Using TF-TRT, I’m testing for deep learning performance improvements with Jetson TX2 and Jetson AGX Xavier.
I created a TF-TRT converter and applied it to BlitzNet(https://github.com/dvornikita/blitznet) network.
The TF-TRT converter operates in the following operation:
- Load the frozen graph
- import trt_graph
- save the graph to ‘SavedModel’
First, it was tested on a PC and applied by Jetson, but the performance between TX2 and Xavier is too extreme.
Common sense, Xavier is fast and TX2 is slow. but the TF-TRT converter result is the TX2 is faster.
TF-TRT Convert Result.
Jetson Xavier : about 25min
Jetson TX2 : about 8min
And… SavedModel(TF-TRT Graph) Restore Result
Jetson Xavier : about 10~11min
Jetson TX2 : about 14sec
Is this a normal situation?
I’m really confused.
And Jetosn System
- Jetson AGX Xavier (MAX-N)
JetPack 4.1.1DP, TensorFlow 1.12.0(TensorFlow for JetPack), CUDA 10, TensorRT 5
- Jetson TX2 (MAX-N)
JetPack 3.3, TensorFlow 1.9.0(TensorFlow for JetPack), CUDA 9, TensorRT 4
Have you maximized the device performance before testing?
Thanks for answer.
Yes. I tried it. but the result is same.
Xavier is too slow…
Could you enable the device placement in the TensorFlow first?
This will give you some hardware information and help us to give a further suggestion.

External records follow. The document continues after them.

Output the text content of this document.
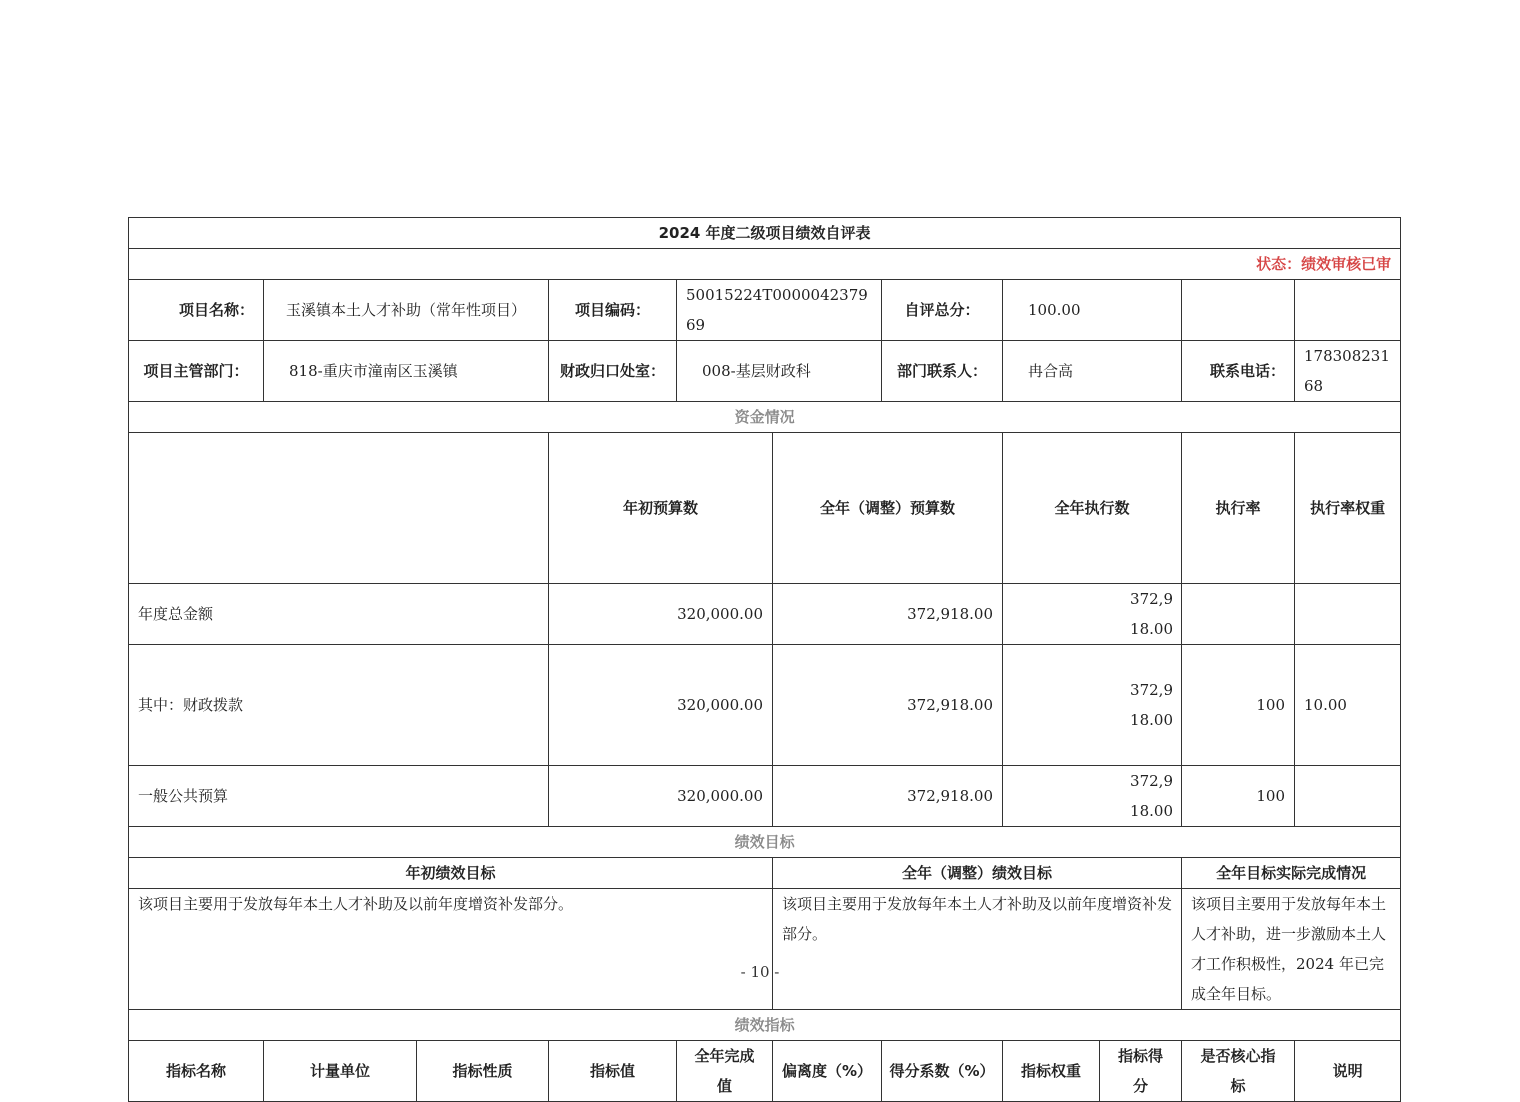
2024 年度二级项目绩效自评表											
状态：绩效审核已审											
项目名称：	玉溪镇本土人才补助（常年性项目）		项目编码：	50015224T000004237969		自评总分：	100.00				
项目主管部门：	818-重庆市潼南区玉溪镇		财政归口处室：	008-基层财政科		部门联系人：	冉合高		联系电话：	17830823168	
资金情况											
			年初预算数		全年（调整）预算数		全年执行数		执行率	执行率权重	
年度总金额			320,000.00		372,918.00		372,918.00				
其中：财政拨款			320,000.00		372,918.00		372,918.00		100	10.00	
一般公共预算			320,000.00		372,918.00		372,918.00		100		
绩效目标											
年初绩效目标					全年（调整）绩效目标				全年目标实际完成情况		
该项目主要用于发放每年本土人才补助及以前年度增资补发部分。					该项目主要用于发放每年本土人才补助及以前年度增资补发部分。				该项目主要用于发放每年本土人才补助，进一步激励本土人才工作积极性，2024 年已完成全年目标。		
绩效指标											
指标名称	计量单位	指标性质	指标值	全年完成值	偏离度（%）	得分系数（%）	指标权重	指标得分	是否核心指标	说明	
- 10 -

sess = tf.Session(config=tf.ConfigProto(log_device_placement=True))
I’m facing the same issue as well.
The TRT optimized model is like 2~3 times faster in jetson Tx2 when compared to Xavier .
For TX2- TRT Version-4.x.x
for Xavier - TRT Version 5.x.x
So I had to rebuild the TRT optimized Graph and had the issues as mentioned above.
We have been working with the TX2 and Xavier too and obtained similar results when running Tensorflow object detection with TRT optimized graphs.
Any pointers on this would be greatly appreciated.
It’s recommended to use pure TRT rather than TF-TRT.
Here is our sample for TensorRT with TF object detection API.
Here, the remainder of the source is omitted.